Department of Radiation Oncology, Princess Alexandra Hospital, Brisbane, Queensland, 4102, Australia.
University of Queensland, Brisbane, Queensland, Australia.
BMC Cancer. 2017 Nov 15;17(1):768. doi: 10.1186/s12885-017-3672-z.
The routine use of adjuvant whole brain radiotherapy (AWBRT) after surgery or stereotactic radiosurgery is now discouraged by a number of international expert panels. Three decades of randomised studies have shown that, although AWBRT improves radiological measures of intracranial disease control, the clinical benefit is unclear and it is also associated with inferior quality of life and neurocognitive function. The number of patients with melanoma in these trials was low, but data suggesting that treatment-related side effects should vary according to histology of the primary malignancy are lacking.
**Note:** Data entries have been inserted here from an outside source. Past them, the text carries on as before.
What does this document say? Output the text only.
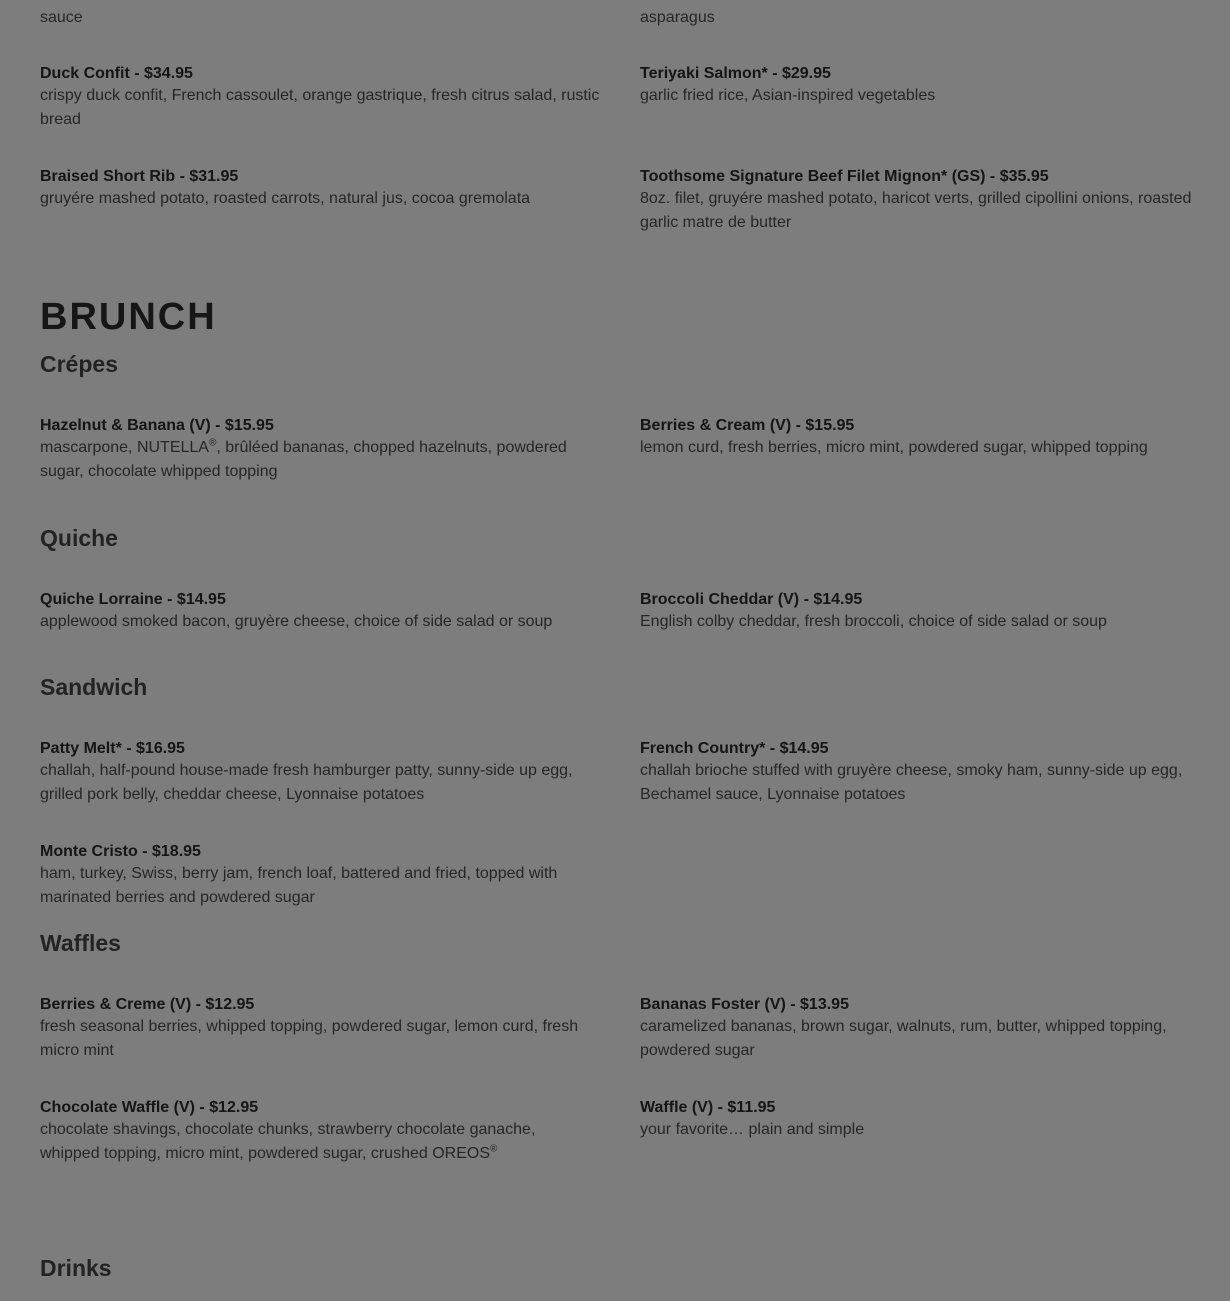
sauce	asparagus
Duck Confit - $34.95
crispy duck confit, French cassoulet, orange gastrique, fresh citrus salad, rustic bread
Teriyaki Salmon* - $29.95
garlic fried rice, Asian-inspired vegetables
Braised Short Rib - $31.95
gruyére mashed potato, roasted carrots, natural jus, cocoa gremolata
Toothsome Signature Beef Filet Mignon* (GS) - $35.95
8oz. filet, gruyére mashed potato, haricot verts, grilled cipollini onions, roasted garlic matre de butter
BRUNCH
Crépes
Hazelnut & Banana (V) - $15.95
mascarpone, NUTELLA®, brûléed bananas, chopped hazelnuts, powdered sugar, chocolate whipped topping
Berries & Cream (V) - $15.95
lemon curd, fresh berries, micro mint, powdered sugar, whipped topping
Quiche
Quiche Lorraine - $14.95
applewood smoked bacon, gruyère cheese, choice of side salad or soup
Broccoli Cheddar (V) - $14.95
English colby cheddar, fresh broccoli, choice of side salad or soup
Sandwich
Patty Melt* - $16.95
challah, half-pound house-made fresh hamburger patty, sunny-side up egg, grilled pork belly, cheddar cheese, Lyonnaise potatoes
French Country* - $14.95
challah brioche stuffed with gruyère cheese, smoky ham, sunny-side up egg, Bechamel sauce, Lyonnaise potatoes
Monte Cristo - $18.95
ham, turkey, Swiss, berry jam, french loaf, battered and fried, topped with marinated berries and powdered sugar
Waffles
Berries & Creme (V) - $12.95
fresh seasonal berries, whipped topping, powdered sugar, lemon curd, fresh micro mint
Bananas Foster (V) - $13.95
caramelized bananas, brown sugar, walnuts, rum, butter, whipped topping, powdered sugar
Chocolate Waffle (V) - $12.95
chocolate shavings, chocolate chunks, strawberry chocolate ganache, whipped topping, micro mint, powdered sugar, crushed OREOS®
Waffle (V) - $11.95
your favorite… plain and simple
Drinks
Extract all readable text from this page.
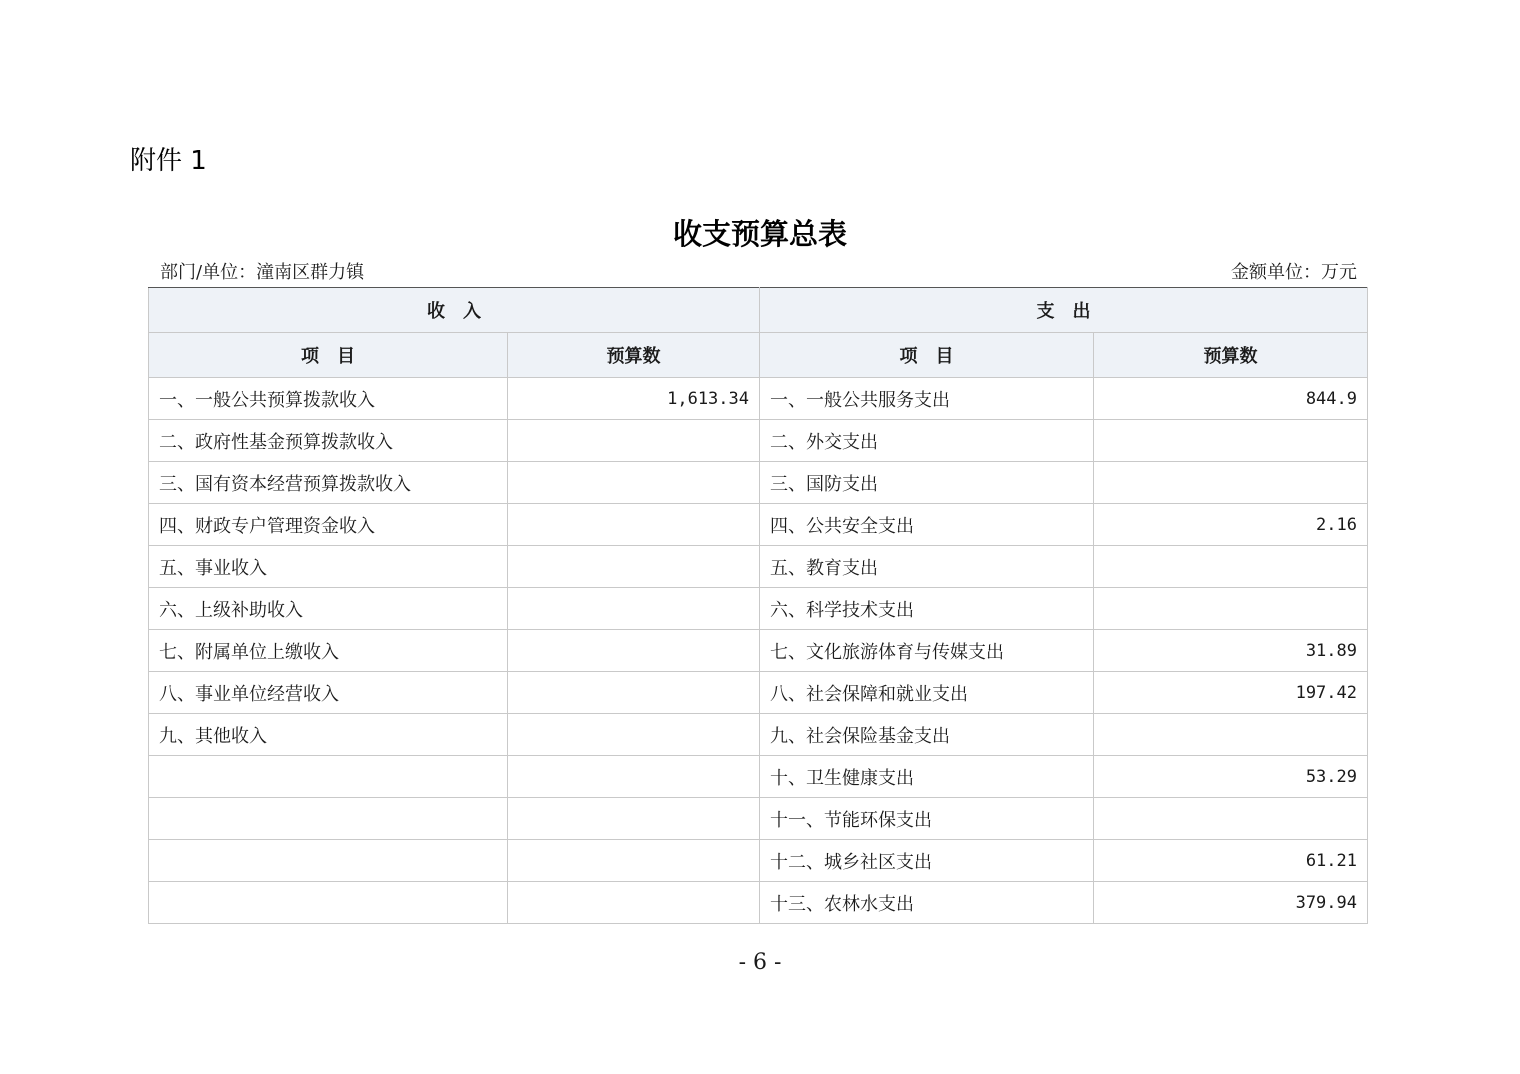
附件 1
收支预算总表
部门/单位：潼南区群力镇	金额单位：万元
收　入		支　出	
项　目	预算数	项　目	预算数
一、一般公共预算拨款收入	1,613.34	一、一般公共服务支出	844.9
二、政府性基金预算拨款收入		二、外交支出	
三、国有资本经营预算拨款收入		三、国防支出	
四、财政专户管理资金收入		四、公共安全支出	2.16
五、事业收入		五、教育支出	
六、上级补助收入		六、科学技术支出	
七、附属单位上缴收入		七、文化旅游体育与传媒支出	31.89
八、事业单位经营收入		八、社会保障和就业支出	197.42
九、其他收入		九、社会保险基金支出	
		十、卫生健康支出	53.29
		十一、节能环保支出	
		十二、城乡社区支出	61.21
		十三、农林水支出	379.94
- 6 -
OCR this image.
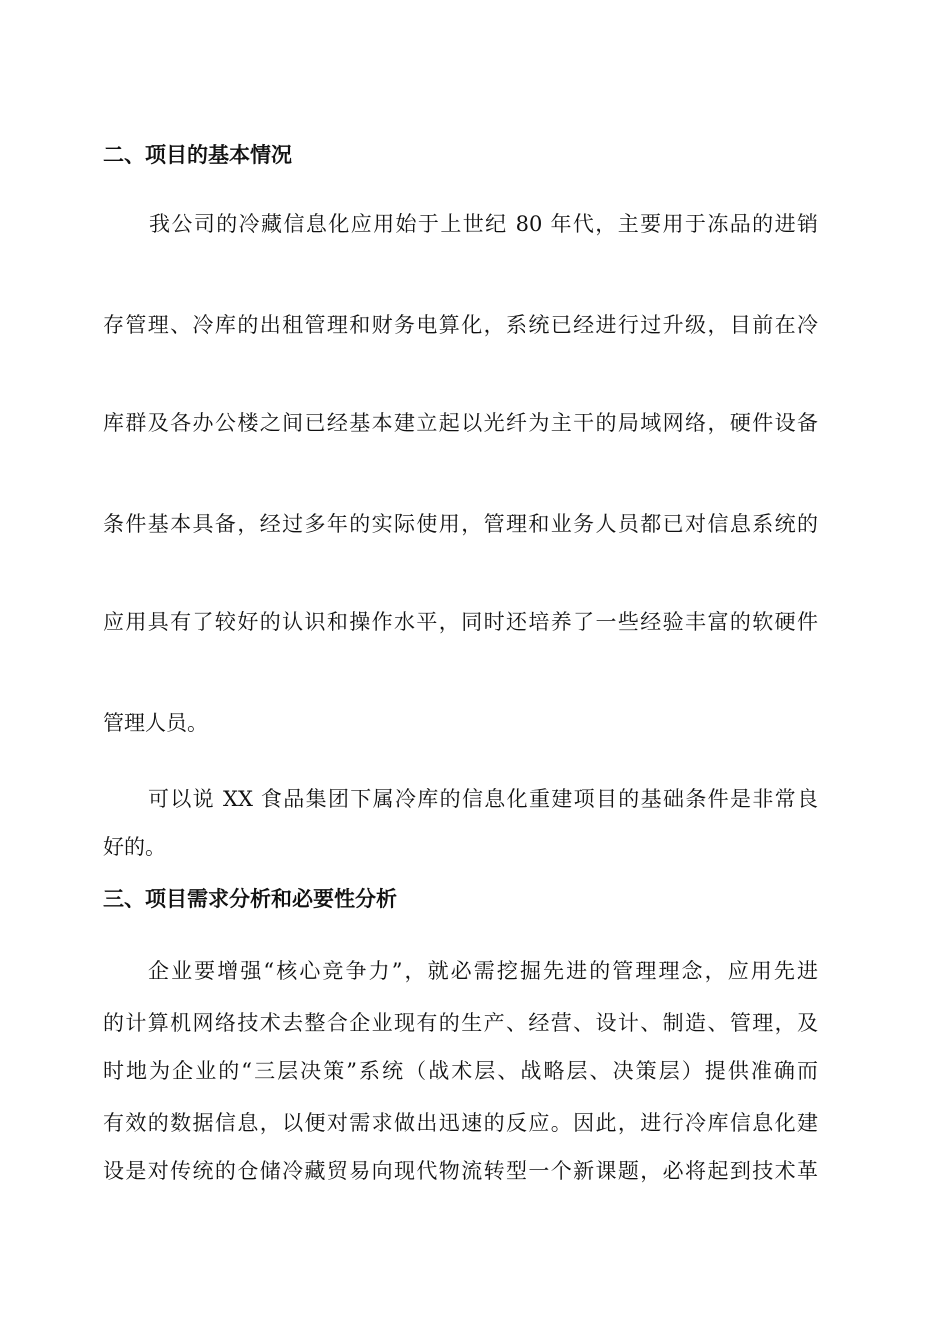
二、项目的基本情况

我公司的冷藏信息化应用始于上世纪 80 年代，主要用于冻品的进销

存管理、冷库的出租管理和财务电算化，系统已经进行过升级，目前在冷

库群及各办公楼之间已经基本建立起以光纤为主干的局域网络，硬件设备

条件基本具备，经过多年的实际使用，管理和业务人员都已对信息系统的

应用具有了较好的认识和操作水平，同时还培养了一些经验丰富的软硬件

管理人员。

可以说 XX 食品集团下属冷库的信息化重建项目的基础条件是非常良

好的。

三、项目需求分析和必要性分析

企业要增强“核心竞争力”，就必需挖掘先进的管理理念，应用先进

的计算机网络技术去整合企业现有的生产、经营、设计、制造、管理，及

时地为企业的“三层决策”系统（战术层、战略层、决策层）提供准确而

有效的数据信息，以便对需求做出迅速的反应。因此，进行冷库信息化建

设是对传统的仓储冷藏贸易向现代物流转型一个新课题，必将起到技术革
For metastatic melanoma, the role of AWBRT to control microscopic disease in the brain is also a less relevant concern because systemic therapies with intracranial activity are now available. Whether AWBRT is useful in select patients deemed at high risk of neurologic death remains undefined.
目前,许多国际专家小组不建议在手术后或立体定向放射外科手术后常规使用辅助全脑放疗(AWBRT)。三十年来的随机研究表明,尽管 AWBRT 改善了颅内疾病控制的影像学指标,但临床获益尚不清楚,而且还与较差的生活质量和神经认知功能有关。这些试验中黑色素瘤患者的数量较少,但缺乏数据表明与原发性恶性肿瘤的组织学相关的治疗相关副作用应该有所不同。对于转移性黑色素瘤,AWBRT 控制脑内微小疾病的作用也不太重要,因为现在有颅内活性的全身治疗方法。AWBRT 是否对被认为有神经死亡高风险的特定患者有用仍未确定。